The Editor of this section of the Times replied, saying he said he disagreed with what Cotton wrote but:
Cotton and others in power are advocating the use of the military, and I believe the public would be better equipped to push back if it heard the argument and had the chance to respond to the reasoning. Readers who might be inclined to oppose Cotton’s position need to be fully aware of it, and reckon with it, if they hope to defeat it. To me, debating influential ideas openly, rather than letting them go unchallenged, is far more likely to help society reach the right answers.
But it is impossible to feel righteous about any of this. I know that my own view may be wrong.

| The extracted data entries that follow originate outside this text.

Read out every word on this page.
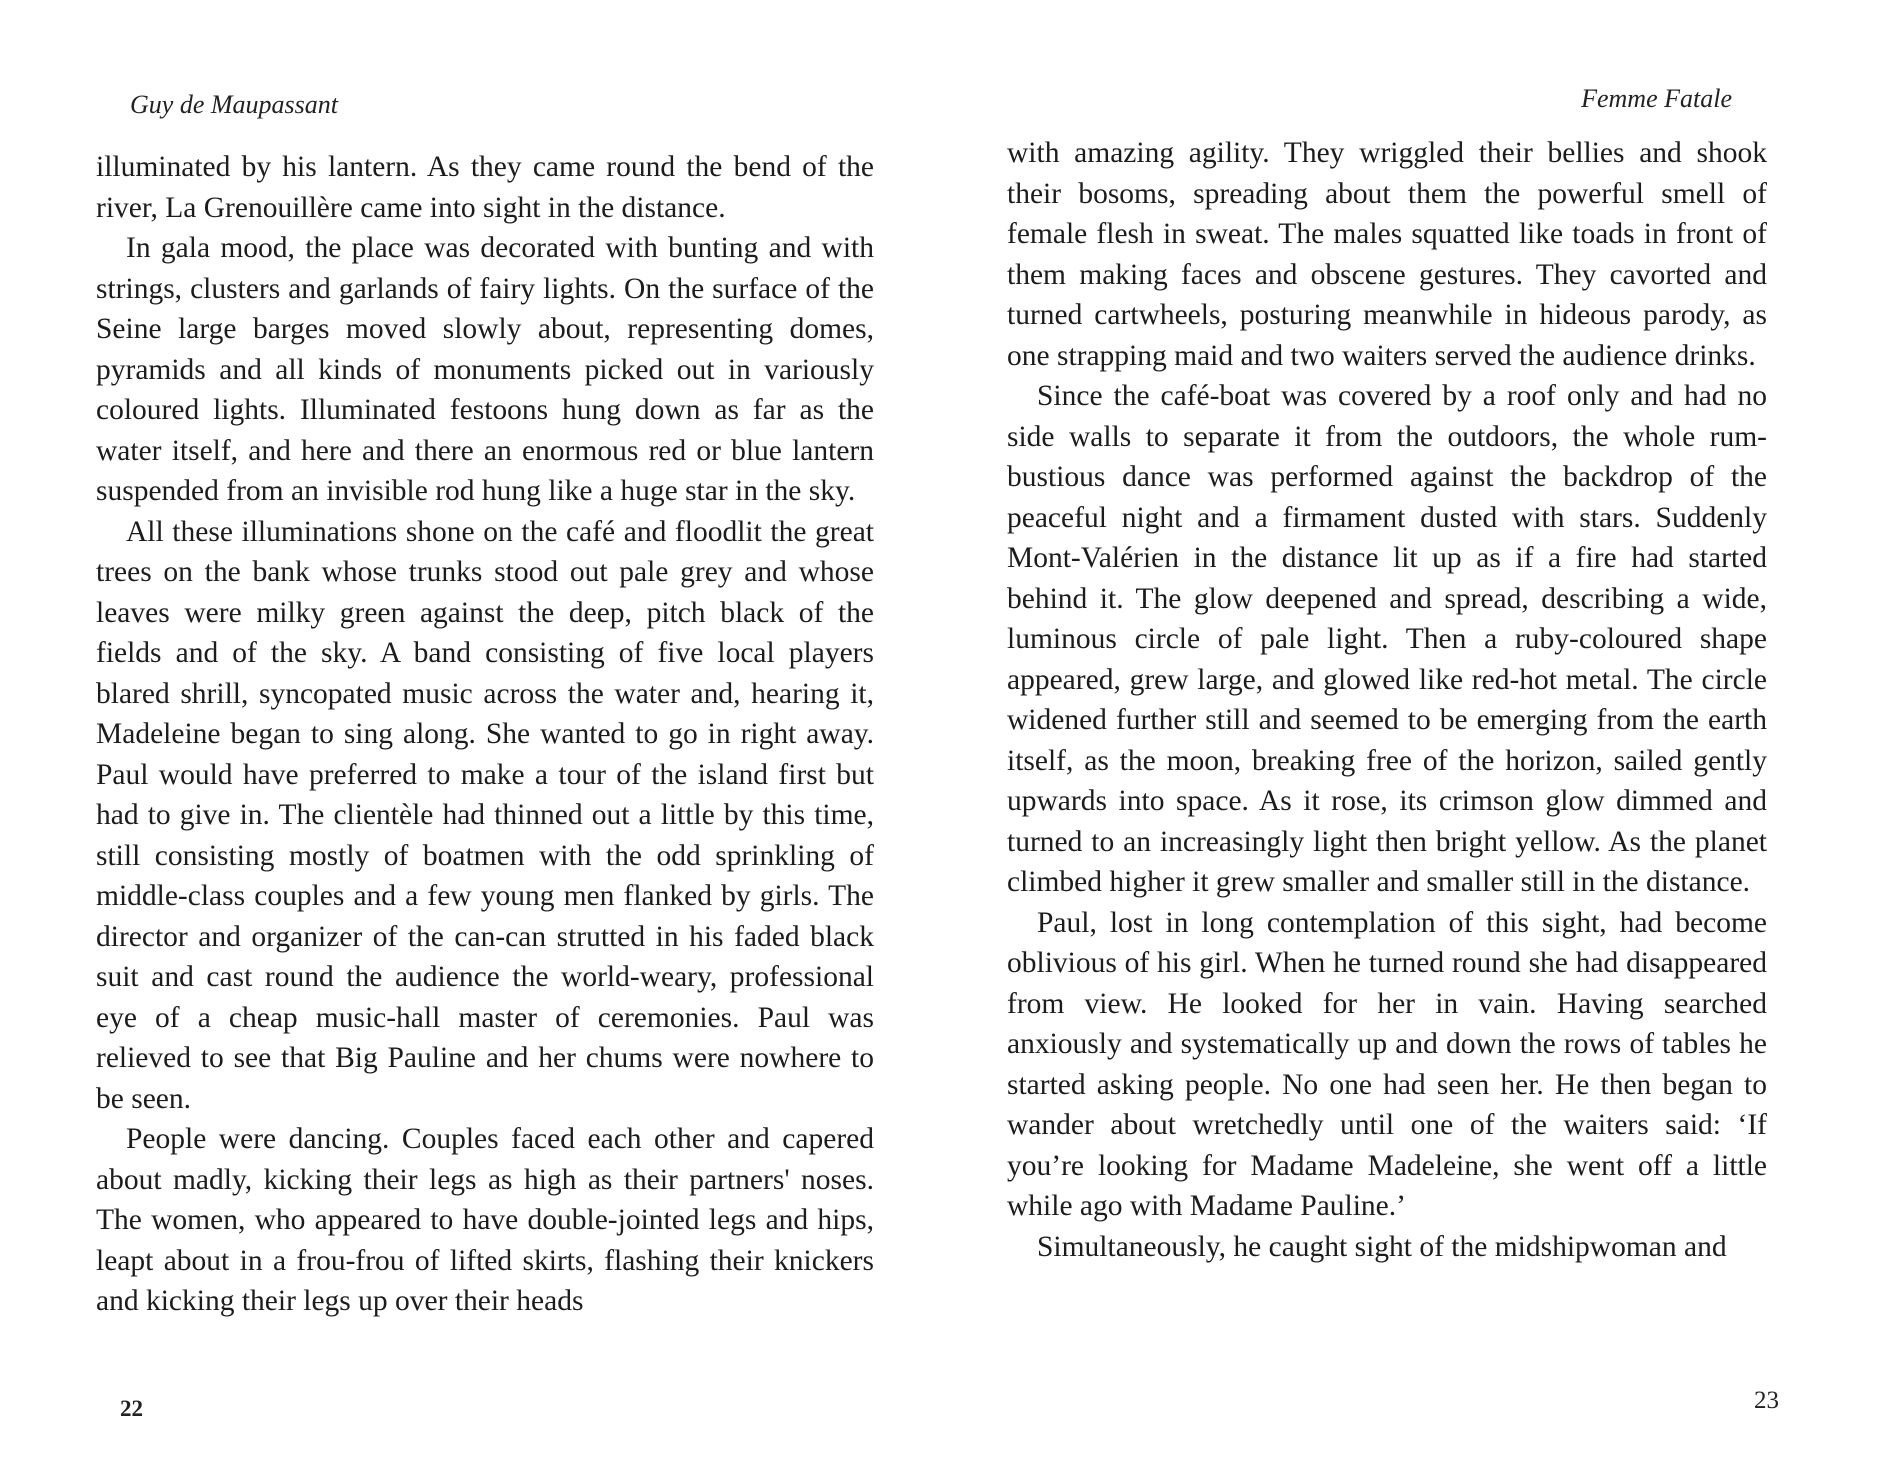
Guy de Maupassant

illuminated by his lantern. As they came round the bend of the river, La Grenouillère came into sight in the distance.

In gala mood, the place was decorated with bunting and with strings, clusters and garlands of fairy lights. On the surface of the Seine large barges moved slowly about, representing domes, pyramids and all kinds of monuments picked out in variously coloured lights. Illuminated festoons hung down as far as the water itself, and here and there an enormous red or blue lantern suspended from an invisible rod hung like a huge star in the sky.

All these illuminations shone on the café and floodlit the great trees on the bank whose trunks stood out pale grey and whose leaves were milky green against the deep, pitch black of the fields and of the sky. A band consisting of five local players blared shrill, syncopated music across the water and, hearing it, Madeleine began to sing along. She wanted to go in right away. Paul would have preferred to make a tour of the island first but had to give in. The clientèle had thinned out a little by this time, still consisting mostly of boatmen with the odd sprinkling of middle-class couples and a few young men flanked by girls. The director and organizer of the can-can strutted in his faded black suit and cast round the audience the world-weary, professional eye of a cheap music-hall master of ceremonies. Paul was relieved to see that Big Pauline and her chums were nowhere to be seen.

People were dancing. Couples faced each other and capered about madly, kicking their legs as high as their partners' noses. The women, who appeared to have double-jointed legs and hips, leapt about in a frou-frou of lifted skirts, flashing their knickers and kicking their legs up over their heads

22
Femme Fatale

with amazing agility. They wriggled their bellies and shook their bosoms, spreading about them the powerful smell of female flesh in sweat. The males squatted like toads in front of them making faces and obscene gestures. They cavorted and turned cartwheels, posturing meanwhile in hideous parody, as one strapping maid and two waiters served the audience drinks.

Since the café-boat was covered by a roof only and had no side walls to separate it from the outdoors, the whole rumbustious dance was performed against the backdrop of the peaceful night and a firmament dusted with stars. Suddenly Mont-Valérien in the distance lit up as if a fire had started behind it. The glow deepened and spread, describing a wide, luminous circle of pale light. Then a ruby-coloured shape appeared, grew large, and glowed like red-hot metal. The circle widened further still and seemed to be emerging from the earth itself, as the moon, breaking free of the horizon, sailed gently upwards into space. As it rose, its crimson glow dimmed and turned to an increasingly light then bright yellow. As the planet climbed higher it grew smaller and smaller still in the distance.

Paul, lost in long contemplation of this sight, had become oblivious of his girl. When he turned round she had disappeared from view. He looked for her in vain. Having searched anxiously and systematically up and down the rows of tables he started asking people. No one had seen her. He then began to wander about wretchedly until one of the waiters said: ‘If you’re looking for Madame Madeleine, she went off a little while ago with Madame Pauline.’

Simultaneously, he caught sight of the midshipwoman and

23
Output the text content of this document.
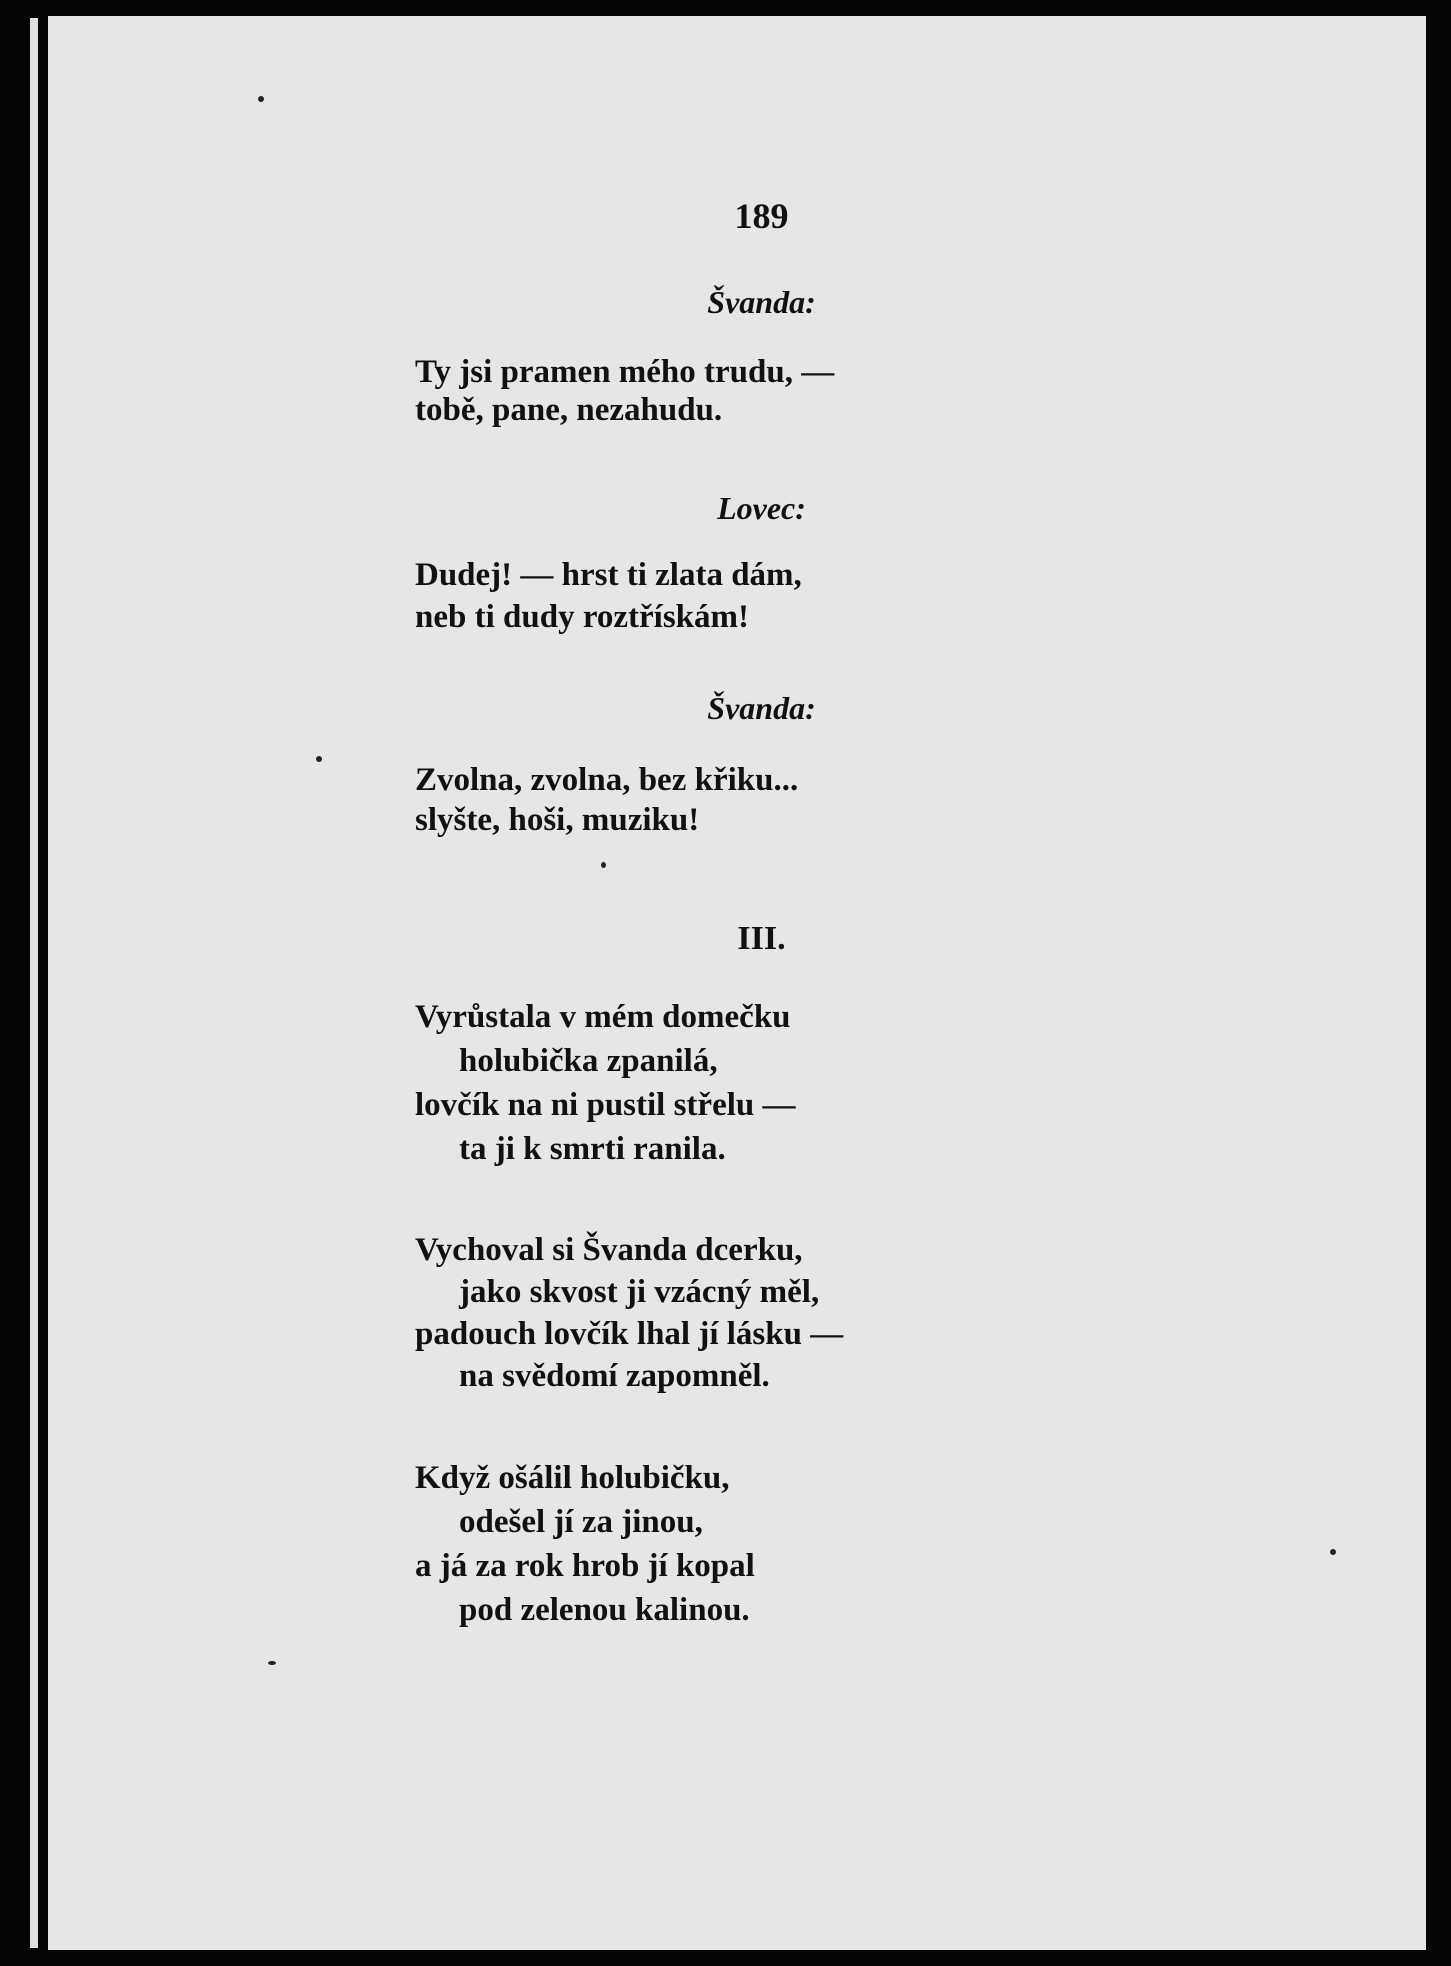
189
Švanda:
Ty jsi pramen mého trudu, —
tobě, pane, nezahudu.
Lovec:
Dudej! — hrst ti zlata dám,
neb ti dudy roztřískám!
Švanda:
Zvolna, zvolna, bez křiku...
slyšte, hoši, muziku!
III.
Vyrůstala v mém domečku
holubička zpanilá,
lovčík na ni pustil střelu —
ta ji k smrti ranila.
Vychoval si Švanda dcerku,
jako skvost ji vzácný měl,
padouch lovčík lhal jí lásku —
na svědomí zapomněl.
Když ošálil holubičku,
odešel jí za jinou,
a já za rok hrob jí kopal
pod zelenou kalinou.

It is an interesting debate. It is essential that there be balance in the media covering all sides of a debate. I completely disagree with Senator Cotton but his perspective needs to be in the open so that the debate can take place.
I am as white as you get. Those of Celtic ancestry have a special white which turns red Immediately in the sun, sometimes just in the light. I can only say I empathise with the reporters who are black or brown when they say that this article puts them all at risk. Noel Pearson, in the YouTube clip below said “only those who have known discrimination truly know its evil”. However, was this article about colour, or is it a defence of the over-use of state power, and must be printed as it is fundamentally wrong? So people can see what is really in the minds of these deluded people? Isn’t it about a person within the power block in control attempting to cover up for his ineffectual leader? Surely that is the debate.
The demonstrations are about black rights; as they should be. The article was a defence of abuse of power which needed to be published so that we could see those in power as they really are. Abusing power and being defended by a sycophant.